Shareholders put pressure on boards to obtain strong performance, and to pay a decent dividend.

Who can or should receive shares?

In most cases the Directors of the company will also be listed as shareholders and will be assigned a number of shares in the company. However, there may be other stakeholders that you also wish to assign shares.

Issuing shares to friends or family can be a good way of securing their investment without having to make repayments as you would with a loan. However, such arrangements need to be formalised like any other business agreement, to take into account what may happen if the shareholders fall out.

Some companies offer shares to employees, as a reward for performance or loyalty. Employees are incentivised by the knowledge that they own some of the business that they are involved in.

Other shareholders may include venture capitalists who offer large sums of money in exchange for an equity stake in the business to fund general growth or new projects (e.g. purchase of large machinery to fulfil a significant contract). Venture capitalists may approach you in many ways. Professional equity houses approach firms they perceive as promising and hope to enjoy a share in the growth of the company's value as a result of their investment.

Some venture capitalists are business angels, otherwise known as "white knights", who offer equity funding to save a company that is in difficulty.

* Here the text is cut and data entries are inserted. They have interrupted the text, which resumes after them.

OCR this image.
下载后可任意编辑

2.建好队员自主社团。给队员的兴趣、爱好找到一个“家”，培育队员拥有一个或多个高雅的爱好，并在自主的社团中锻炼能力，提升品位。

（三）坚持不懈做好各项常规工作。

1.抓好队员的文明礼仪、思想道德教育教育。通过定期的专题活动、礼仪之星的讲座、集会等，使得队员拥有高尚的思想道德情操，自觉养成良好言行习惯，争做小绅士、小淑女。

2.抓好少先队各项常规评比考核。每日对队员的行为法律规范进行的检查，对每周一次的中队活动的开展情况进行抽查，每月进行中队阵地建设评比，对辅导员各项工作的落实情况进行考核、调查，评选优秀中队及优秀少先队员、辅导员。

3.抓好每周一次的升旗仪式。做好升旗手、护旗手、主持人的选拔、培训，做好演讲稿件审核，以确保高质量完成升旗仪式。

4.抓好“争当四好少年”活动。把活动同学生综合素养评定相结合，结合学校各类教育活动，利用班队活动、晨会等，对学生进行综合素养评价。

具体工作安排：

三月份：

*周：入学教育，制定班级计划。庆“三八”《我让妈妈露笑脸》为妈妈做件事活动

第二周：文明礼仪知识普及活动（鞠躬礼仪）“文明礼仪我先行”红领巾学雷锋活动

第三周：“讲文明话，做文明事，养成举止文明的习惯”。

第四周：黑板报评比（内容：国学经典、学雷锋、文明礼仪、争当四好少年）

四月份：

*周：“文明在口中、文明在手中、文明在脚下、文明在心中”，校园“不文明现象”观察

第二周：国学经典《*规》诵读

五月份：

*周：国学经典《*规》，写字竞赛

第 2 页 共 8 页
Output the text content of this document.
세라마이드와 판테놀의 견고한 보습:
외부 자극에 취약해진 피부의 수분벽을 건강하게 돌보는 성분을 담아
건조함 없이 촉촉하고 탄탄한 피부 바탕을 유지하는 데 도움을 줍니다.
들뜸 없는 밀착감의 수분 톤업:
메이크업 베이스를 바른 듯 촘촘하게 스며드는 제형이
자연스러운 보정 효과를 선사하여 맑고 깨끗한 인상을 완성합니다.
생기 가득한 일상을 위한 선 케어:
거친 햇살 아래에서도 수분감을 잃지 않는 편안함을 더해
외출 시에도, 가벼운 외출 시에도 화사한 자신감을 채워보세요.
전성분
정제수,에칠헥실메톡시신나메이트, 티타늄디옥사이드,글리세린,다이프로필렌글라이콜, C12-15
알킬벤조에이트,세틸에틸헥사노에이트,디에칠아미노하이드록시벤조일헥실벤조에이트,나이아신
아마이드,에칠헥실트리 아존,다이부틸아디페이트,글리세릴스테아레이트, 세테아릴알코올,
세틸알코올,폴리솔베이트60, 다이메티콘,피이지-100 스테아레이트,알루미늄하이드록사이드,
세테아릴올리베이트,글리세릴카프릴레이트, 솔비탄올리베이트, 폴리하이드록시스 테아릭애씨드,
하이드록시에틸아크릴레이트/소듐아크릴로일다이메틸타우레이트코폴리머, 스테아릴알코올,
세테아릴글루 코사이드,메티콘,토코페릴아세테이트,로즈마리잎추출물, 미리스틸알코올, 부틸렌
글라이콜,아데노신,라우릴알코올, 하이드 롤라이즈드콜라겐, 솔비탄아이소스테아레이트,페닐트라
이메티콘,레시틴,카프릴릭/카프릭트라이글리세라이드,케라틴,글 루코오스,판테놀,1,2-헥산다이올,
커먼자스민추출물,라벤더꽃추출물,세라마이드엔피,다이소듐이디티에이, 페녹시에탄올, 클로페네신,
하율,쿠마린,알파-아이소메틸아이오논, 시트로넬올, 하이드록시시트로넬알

How much share capital should there be?

The initial shareholders decide the amount of share capital that will be issued and how it will be organised when the company is incorporated. This information has to be given to Companies House at the time of the company formation .

Often new businesses opt to start with 100 shares at £1.00 each as this can easily be divided with one share equalling one per cent of the business. However, in theory the number of shares can be as low as one with no maximum to the amount that can be issued.

Changes can be made to the share capital after this date. If the company's Articles of Association authorise them to do so, the directors of a company may allot further shares, or may have to seek authority from the existing shareholders to do this. Any changes must be notified to Companies House within a set period after the new shares are issued or shares bought back.